Millions of tons of grain shipments sit idle in Russia; Lithuanian FM calls for shipping corridor to export Ukrainian grain
Ukraine is the setting of Russia’s months-long invasion, but the impacts are being felt far beyond. Key shipments are being blocked, driving up food costs and putting people in danger of going hungry.
Russia lost another high-ranking officer in one of its latest battles in the eastern region of Ukraine. Still, it is pressing ahead in its drive to control the Ukrainian stronghold of Severodonetsk and the areas around it.
Russia’s defense minister, Sergei Shoigu, said, “Ninety-seven percent of the Luhansk region has been liberated.”
He added that forces in the south have finished removing mines from the city of Mariupol, and grain shipments can resume through the Black Sea.
But Ukraine’s President Volodymyr Zelenskyy says the Russians are preventing exports, and up to 25 million tons of grain are sitting idle.
He said, “Our ports are blocked. We can’t export grain, barley… our sunflower oil. The Russians have stolen our grain. They stole it and carried it away on ships.”

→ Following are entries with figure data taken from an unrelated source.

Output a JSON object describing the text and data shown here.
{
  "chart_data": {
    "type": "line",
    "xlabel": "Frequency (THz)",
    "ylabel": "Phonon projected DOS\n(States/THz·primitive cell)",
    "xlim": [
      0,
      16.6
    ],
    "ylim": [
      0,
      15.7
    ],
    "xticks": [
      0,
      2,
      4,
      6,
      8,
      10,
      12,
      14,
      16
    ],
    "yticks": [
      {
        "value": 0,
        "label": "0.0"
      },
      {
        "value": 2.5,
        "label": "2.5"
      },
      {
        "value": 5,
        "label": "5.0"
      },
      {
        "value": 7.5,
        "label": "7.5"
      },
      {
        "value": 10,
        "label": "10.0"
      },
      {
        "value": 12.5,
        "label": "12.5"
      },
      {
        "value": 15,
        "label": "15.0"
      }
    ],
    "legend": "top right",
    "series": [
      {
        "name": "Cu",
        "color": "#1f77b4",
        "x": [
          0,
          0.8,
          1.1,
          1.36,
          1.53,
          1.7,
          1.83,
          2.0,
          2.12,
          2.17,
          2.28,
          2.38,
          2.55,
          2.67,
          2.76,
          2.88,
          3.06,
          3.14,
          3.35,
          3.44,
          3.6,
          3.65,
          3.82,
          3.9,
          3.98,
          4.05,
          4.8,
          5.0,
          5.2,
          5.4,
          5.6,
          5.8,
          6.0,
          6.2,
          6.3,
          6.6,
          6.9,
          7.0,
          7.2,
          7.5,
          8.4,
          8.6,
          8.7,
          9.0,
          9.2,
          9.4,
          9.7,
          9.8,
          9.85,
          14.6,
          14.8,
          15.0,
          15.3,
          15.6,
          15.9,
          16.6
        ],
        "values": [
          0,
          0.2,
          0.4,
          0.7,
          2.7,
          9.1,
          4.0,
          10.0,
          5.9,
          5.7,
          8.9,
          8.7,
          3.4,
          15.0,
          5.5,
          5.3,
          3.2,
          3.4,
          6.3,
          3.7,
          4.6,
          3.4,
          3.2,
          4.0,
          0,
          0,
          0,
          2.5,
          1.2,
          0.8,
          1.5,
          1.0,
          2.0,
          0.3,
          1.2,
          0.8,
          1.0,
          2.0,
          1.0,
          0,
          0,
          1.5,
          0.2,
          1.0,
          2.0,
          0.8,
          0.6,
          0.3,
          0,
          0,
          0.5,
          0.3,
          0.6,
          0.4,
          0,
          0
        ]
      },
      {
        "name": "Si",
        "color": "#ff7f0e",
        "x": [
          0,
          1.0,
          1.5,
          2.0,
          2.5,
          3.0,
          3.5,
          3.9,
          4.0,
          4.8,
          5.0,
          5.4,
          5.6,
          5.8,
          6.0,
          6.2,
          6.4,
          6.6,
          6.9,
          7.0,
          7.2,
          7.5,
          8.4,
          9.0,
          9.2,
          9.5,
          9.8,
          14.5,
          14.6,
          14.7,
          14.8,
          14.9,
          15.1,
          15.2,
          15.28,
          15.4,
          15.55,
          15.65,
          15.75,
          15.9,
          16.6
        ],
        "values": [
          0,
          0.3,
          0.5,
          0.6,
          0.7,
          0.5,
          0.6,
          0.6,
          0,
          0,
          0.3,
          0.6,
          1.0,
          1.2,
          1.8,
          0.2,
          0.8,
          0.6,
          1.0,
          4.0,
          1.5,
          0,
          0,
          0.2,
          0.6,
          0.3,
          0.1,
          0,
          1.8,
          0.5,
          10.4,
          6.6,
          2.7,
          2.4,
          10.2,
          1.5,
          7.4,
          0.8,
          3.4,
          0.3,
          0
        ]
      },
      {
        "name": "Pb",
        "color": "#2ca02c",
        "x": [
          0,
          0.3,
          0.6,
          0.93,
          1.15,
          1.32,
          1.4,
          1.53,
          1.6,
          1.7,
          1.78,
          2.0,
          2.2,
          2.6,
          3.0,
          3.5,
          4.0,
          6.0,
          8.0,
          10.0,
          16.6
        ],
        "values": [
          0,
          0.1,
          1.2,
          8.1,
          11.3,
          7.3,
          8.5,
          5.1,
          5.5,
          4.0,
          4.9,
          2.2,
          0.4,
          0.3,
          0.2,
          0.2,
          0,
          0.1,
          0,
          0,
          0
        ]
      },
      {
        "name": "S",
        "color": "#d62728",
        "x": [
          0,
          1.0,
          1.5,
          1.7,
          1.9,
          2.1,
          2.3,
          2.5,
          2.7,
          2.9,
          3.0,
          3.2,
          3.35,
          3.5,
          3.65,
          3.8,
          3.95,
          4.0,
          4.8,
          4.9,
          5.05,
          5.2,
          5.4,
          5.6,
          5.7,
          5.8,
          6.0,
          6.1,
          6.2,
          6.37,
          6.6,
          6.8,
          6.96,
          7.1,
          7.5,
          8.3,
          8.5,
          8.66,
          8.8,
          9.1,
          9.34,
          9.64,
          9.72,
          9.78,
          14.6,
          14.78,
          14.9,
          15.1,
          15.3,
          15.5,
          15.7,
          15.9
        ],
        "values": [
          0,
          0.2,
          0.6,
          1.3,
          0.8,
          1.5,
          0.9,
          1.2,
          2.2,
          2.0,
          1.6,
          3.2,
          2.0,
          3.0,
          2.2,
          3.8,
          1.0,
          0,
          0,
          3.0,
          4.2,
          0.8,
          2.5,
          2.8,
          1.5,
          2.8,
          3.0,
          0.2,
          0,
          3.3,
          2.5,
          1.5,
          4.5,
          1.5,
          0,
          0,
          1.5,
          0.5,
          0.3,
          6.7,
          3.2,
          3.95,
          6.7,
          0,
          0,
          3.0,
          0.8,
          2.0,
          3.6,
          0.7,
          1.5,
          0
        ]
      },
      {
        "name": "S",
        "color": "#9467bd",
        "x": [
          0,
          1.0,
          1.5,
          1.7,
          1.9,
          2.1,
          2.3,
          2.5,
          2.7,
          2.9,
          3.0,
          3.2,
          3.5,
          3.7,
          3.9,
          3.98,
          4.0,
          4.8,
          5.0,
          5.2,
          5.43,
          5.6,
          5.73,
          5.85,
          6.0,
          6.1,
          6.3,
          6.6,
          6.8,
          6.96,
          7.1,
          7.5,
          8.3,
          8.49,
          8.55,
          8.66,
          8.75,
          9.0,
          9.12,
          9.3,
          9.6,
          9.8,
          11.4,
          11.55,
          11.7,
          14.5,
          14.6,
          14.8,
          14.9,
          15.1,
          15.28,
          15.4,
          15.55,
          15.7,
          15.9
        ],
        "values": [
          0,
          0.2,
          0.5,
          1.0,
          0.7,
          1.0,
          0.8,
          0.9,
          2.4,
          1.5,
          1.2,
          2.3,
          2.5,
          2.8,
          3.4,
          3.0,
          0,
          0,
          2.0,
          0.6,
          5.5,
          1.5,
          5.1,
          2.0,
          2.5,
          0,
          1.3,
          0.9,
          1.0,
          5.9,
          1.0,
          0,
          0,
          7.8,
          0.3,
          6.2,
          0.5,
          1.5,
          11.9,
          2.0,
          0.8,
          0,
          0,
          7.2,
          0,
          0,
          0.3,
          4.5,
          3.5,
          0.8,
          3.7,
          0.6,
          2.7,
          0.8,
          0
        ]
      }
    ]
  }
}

The president says shipments from territory seized by the Russians would amount to looting.
Russia’s Foreign Minister Sergey Lavrov has headed to Turkey for discussions with leaders. Food exports are expected to be the main talking point.
Meanwhile, the foreign minister of Lithuania Gabrielius Landsbergis on Tuesday proposed opening a safe shipping corridor on the Black Sea to allow the resumption of grain exports from Ukraine.
He said the invasion of Ukraine has proven that Russia is “an aggressive neighbor ready and willing to use military force to attack its neighbors.”
He also said his country shares a 700-kilometer border with Belarus, whose territory was used by Russian troops to attack Ukraine.
He noted that with the Russian enclave of Kaliningrad to the west, Lithuania is “squeezed in between two aggressors.”
Landsbergis indicated that the Baltic country will ask NATO to deploy more troops to its territory. Lithuania is a member of the military alliance.
About the Russian blockade of southern Ukrainian ports that is preventing grain exports, he said that creating a “secure corridor could be one of the options.”
He called on Western countries to provide weapons to Ukraine so its ships won’t be attacked by Russian forces, adding that a security guarantee is needed.
The minister proposed a convoy made up of vessels from willing countries to escort grain transport ships from Odesa to the Bosphorus Strait.
He indicated that he will ask Japan and other countries to take part.
Lithuania’s relations with China have deteriorated after the Baltic nation allowed Taiwan to open a representative office under its own name last year.
Landsbergis said exports to China have dropped to almost zero.
He also said China’s actions against Lithuania “clearly showed to what extent China can go when it wants to change one country’s foreign policy.”
But he said the ties between like-minded democratic societies are much stronger and the trust that builds through these ties is “much more long-lasting and practically also much more beneficial to the countries.”